COX-2 inhibitor
COX -2 inhibitor or COX -2 inhibitors (generally coxibs ) refers to a group of anti-inflammatory drugs, in which only one of the forms of cyclooxygenase (COX) is inhibited.
The most important forms of this enzyme are the cyclooxygenase-1 (COX -1) and cyclooxygenase -2 (COX -2). It had been hoped that the COX -2 cause inflammation, while COX -1 is responsible for some major organ functions such as the renal blood flow and protect the stomach lining from stomach acid. But this is not true.
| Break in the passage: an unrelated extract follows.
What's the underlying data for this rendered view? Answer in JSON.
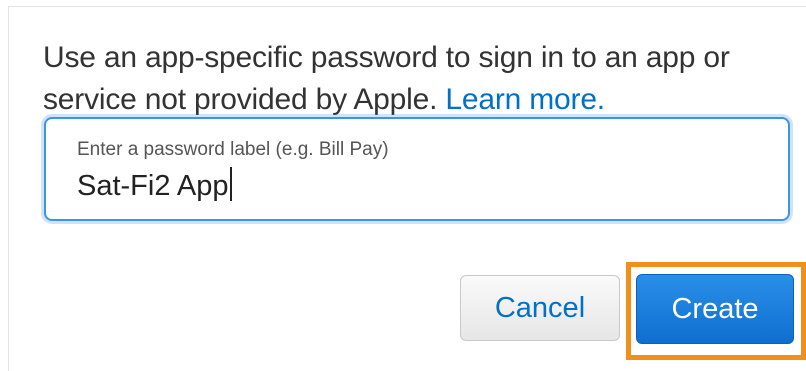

Selective COX -2 inhibitors exert their effect primarily on the COX-2 and only a little on the COX-1.
Pros and Cons
Nonsteroidal anti-inflammatory drugs ( NSAIDs), which were used before the discovery of selective COX -2 inhibitor, inhibited both COX -1 and COX -2. With inhibition of COX -2 led to a decrease of inflammation, but also to side effects caused by inhibition of COX-1. In most patients, although showed no measurable organ damage, but it can cause bleeding of the stomach lining and decline in renal function in taking non-selective COX inhibitors.
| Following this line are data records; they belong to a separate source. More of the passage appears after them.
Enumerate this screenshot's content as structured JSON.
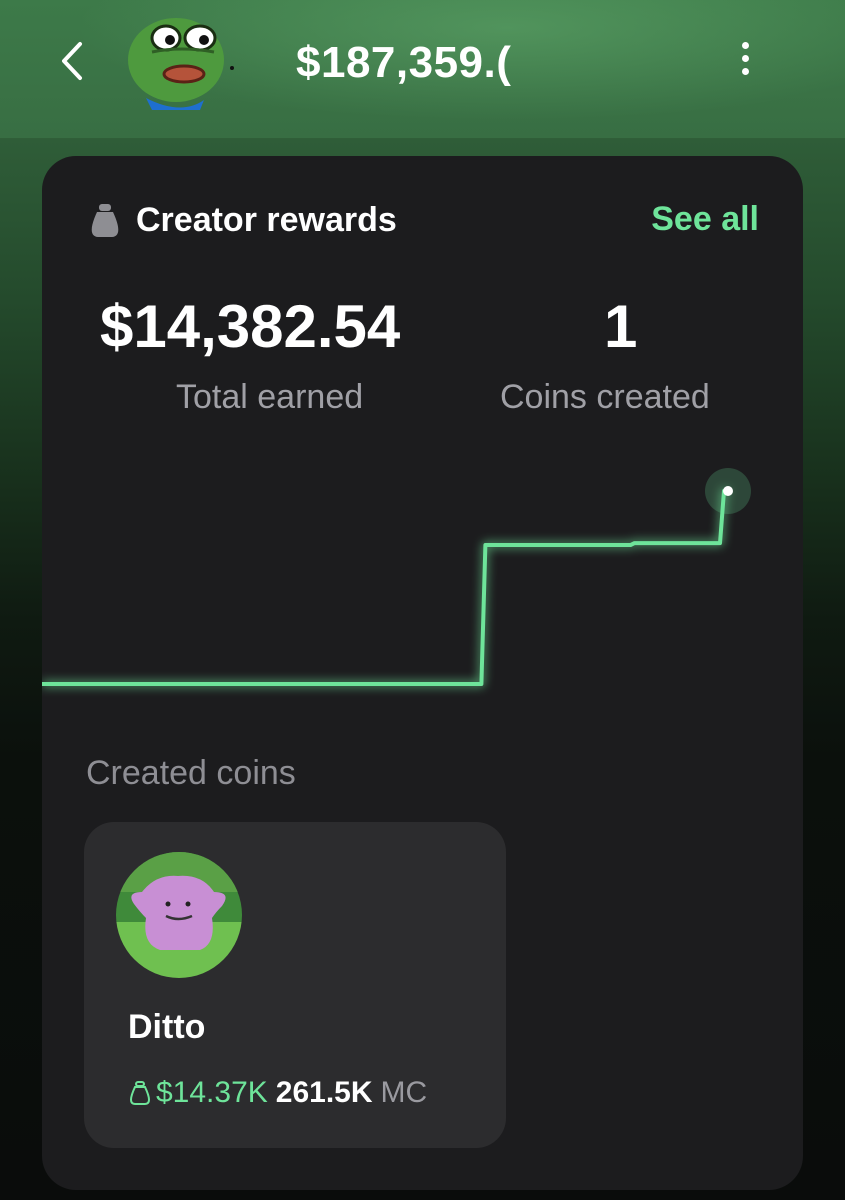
{
  "header": {
    "balance": "$187,359.(",
    "icons": {
      "back": "chevron-left-icon",
      "more": "more-vertical-icon",
      "avatar": "pepe-frog-avatar"
    }
  },
  "rewards": {
    "title": "Creator rewards",
    "see_all": "See all",
    "total_earned_value": "$14,382.54",
    "total_earned_label": "Total earned",
    "coins_created_value": "1",
    "coins_created_label": "Coins created",
    "icon": "money-bag-icon"
  },
  "chart_data": {
    "type": "line",
    "series": [
      {
        "values": [
          0,
          0,
          0,
          0,
          0,
          0,
          0,
          0,
          0,
          0,
          0,
          0,
          0,
          0,
          0,
          0.72,
          0.72,
          0.72,
          0.72,
          0.72,
          0.73,
          0.73,
          0.73,
          1.0
        ]
      }
    ],
    "xlabel": "",
    "ylabel": "",
    "grid": false,
    "color": "#6ee49a"
  },
  "created_coins": {
    "label": "Created coins",
    "coins": [
      {
        "name": "Ditto",
        "earned": "$14.37K",
        "market_cap": "261.5K",
        "mc_unit": "MC",
        "icon": "ditto-avatar"
      }
    ]
  },
  "colors": {
    "accent": "#6ee49a",
    "card": "#1c1c1e",
    "inner_card": "#2c2c2e",
    "header_green": "#3d7a49"
  }
}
Taking selective COX -2 inhibitors COX-1 is only slightly affected, but this does not lead to absence of side effects. In licensing and marketing studies mainly lower compared to older NSAIDs rate gastroscopically searchable gastric mucosal damage was shown. The reason for this is that gastric protective operated by COX -1 synthesis of prostaglandins is hardly reduced. The clinical significance of these findings is, however, still unclear.
Side effects
The most common side effects mentioned are: infection of the upper respiratory tract, diarrhea, dyspepsia, abdominal pain, headache. Peripheral edema, increased blood pressure, occur with COX-2 selective nonsteroidal anti-inflammatory drugs as well as often in the case of conventional NSAIDs.
In 2004 arose in the course of study in the U.S. suspected that prolonged ingestion of Vioxx ® ( rofecoxib, a selective COX -2 inhibitor ) increases the risk of heart attack significantly. COX -2 inhibitors decrease the synthesis of prostacyclin, which inhibits platelet aggregation and vasodilatory effect, whereas the COX -1 - mediated formation of functional antagonists, thromboxane (which thus promotes platelet aggregation and vasoconstriction causes ) remains unaffected, so total an increased clotting tendency resulting in narrower vessels. Vioxx ® was therefore withdrawn from the market in September 2004.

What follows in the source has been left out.